The arrival of a letter from his commanding officer in Algiers made him no happier. There was no question, it said, of the justice of his procedure: the bits of evidence were in a jar of formaldehyde at the Tribunal of Bou Noura, and the girl had confessed. But it did criticize the lieutenant’s negligence, and, which was more painful to him, it raised the question of his fitness to deal with the “native psychology.”

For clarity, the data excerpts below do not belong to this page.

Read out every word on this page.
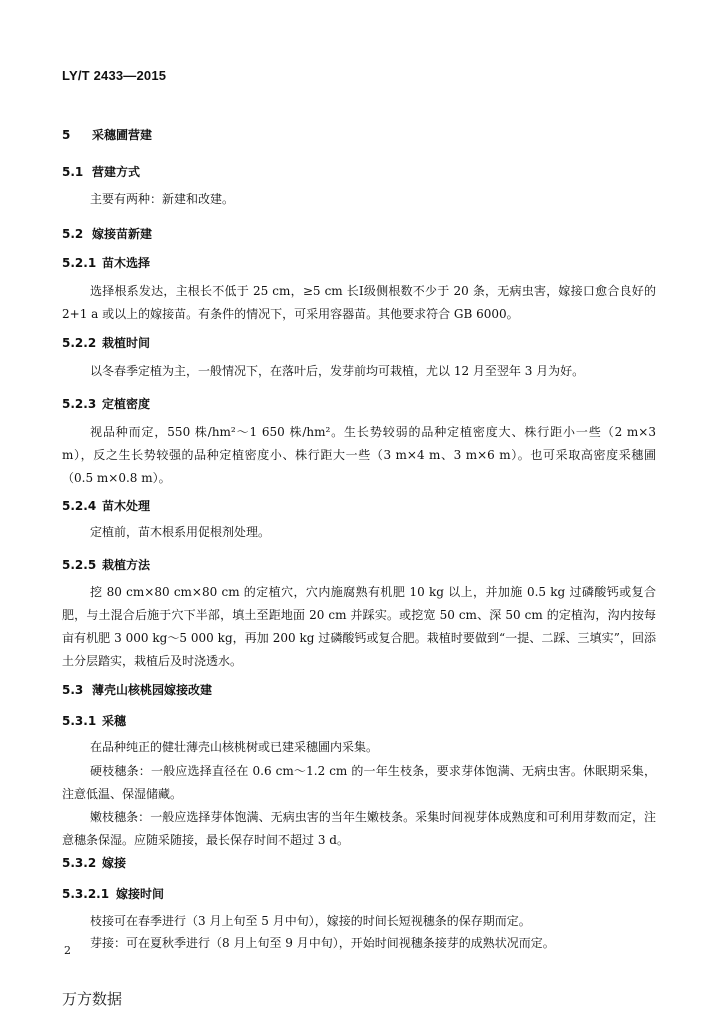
LY/T 2433—2015
5 采穗圃营建
5.1 营建方式
主要有两种：新建和改建。
5.2 嫁接苗新建
5.2.1 苗木选择
选择根系发达，主根长不低于 25 cm，≥5 cm 长Ⅰ级侧根数不少于 20 条，无病虫害，嫁接口愈合良好的 2+1 a 或以上的嫁接苗。有条件的情况下，可采用容器苗。其他要求符合 GB 6000。
5.2.2 栽植时间
以冬春季定植为主，一般情况下，在落叶后，发芽前均可栽植，尤以 12 月至翌年 3 月为好。
5.2.3 定植密度
视品种而定，550 株/hm²～1 650 株/hm²。生长势较弱的品种定植密度大、株行距小一些（2 m×3 m），反之生长势较强的品种定植密度小、株行距大一些（3 m×4 m、3 m×6 m）。也可采取高密度采穗圃（0.5 m×0.8 m）。
5.2.4 苗木处理
定植前，苗木根系用促根剂处理。
5.2.5 栽植方法
挖 80 cm×80 cm×80 cm 的定植穴，穴内施腐熟有机肥 10 kg 以上，并加施 0.5 kg 过磷酸钙或复合肥，与土混合后施于穴下半部，填土至距地面 20 cm 并踩实。或挖宽 50 cm、深 50 cm 的定植沟，沟内按每亩有机肥 3 000 kg～5 000 kg，再加 200 kg 过磷酸钙或复合肥。栽植时要做到“一提、二踩、三填实”，回添土分层踏实，栽植后及时浇透水。
5.3 薄壳山核桃园嫁接改建
5.3.1 采穗
在品种纯正的健壮薄壳山核桃树或已建采穗圃内采集。
硬枝穗条：一般应选择直径在 0.6 cm～1.2 cm 的一年生枝条，要求芽体饱满、无病虫害。休眠期采集，注意低温、保湿储藏。
嫩枝穗条：一般应选择芽体饱满、无病虫害的当年生嫩枝条。采集时间视芽体成熟度和可利用芽数而定，注意穗条保湿。应随采随接，最长保存时间不超过 3 d。
5.3.2 嫁接
5.3.2.1 嫁接时间
枝接可在春季进行（3 月上旬至 5 月中旬），嫁接的时间长短视穗条的保存期而定。
芽接：可在夏秋季进行（8 月上旬至 9 月中旬），开始时间视穗条接芽的成熟状况而定。
2
万方数据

He lay in his bed and looked at the ceiling; he felt weak and unhappy. It was nearly time for Jacqueline to come and prepare him his noonday consomme. (At the first cramp he had immediately got rid of his cook; he knew that much about dealing with the native psychology.) Jacqueline had been born in Bou Noura of an Arab father—at least, so it was said, and from tier features and complexion it was easy to believe—and a French mother who had died shortly after her birth. What the Frenchwoman had been doing in Bou Noura all alone no one ever knew. But it was all in the distant past; Jacqueline had been taken in by the Peres Blancs and raised in the Mission. She knew all the songs the Fathers labored so diligently to teach the children-indeed, she was the only one who did know them. Besides learning to sing and pray she had also learned how to cook, which last talent proved to be a true blessing for the Mission since the unfortunate Fathers had been living on the local cuisine for many years and all suffered with their livers. When Father Lebrun had learned of the lieutenant’s dilemma he straightway had volunteered to send Jacqueline to replace his cook and prepare him two simple meals a day. The Father had come himself the first day, and after looking at the lieutenant had decided that there would be no danger in letting her visit him, at least for a few days. He relied upon Jacqueline to warn him of her patient’s progress, because once he was on the road to recovery, the lieutenant’s behavior could no longer be counted on. He had said, looking down at him as he lay in his tousled bed: “I leave her in your hands, and you in God’s.” The lieutenant had understood what he meant, and he had tried to smile, but he felt too sick. Still, now as he thought of it he smiled, since he considered Jacqueline a wretched, skinny thing at whom no one would look twice.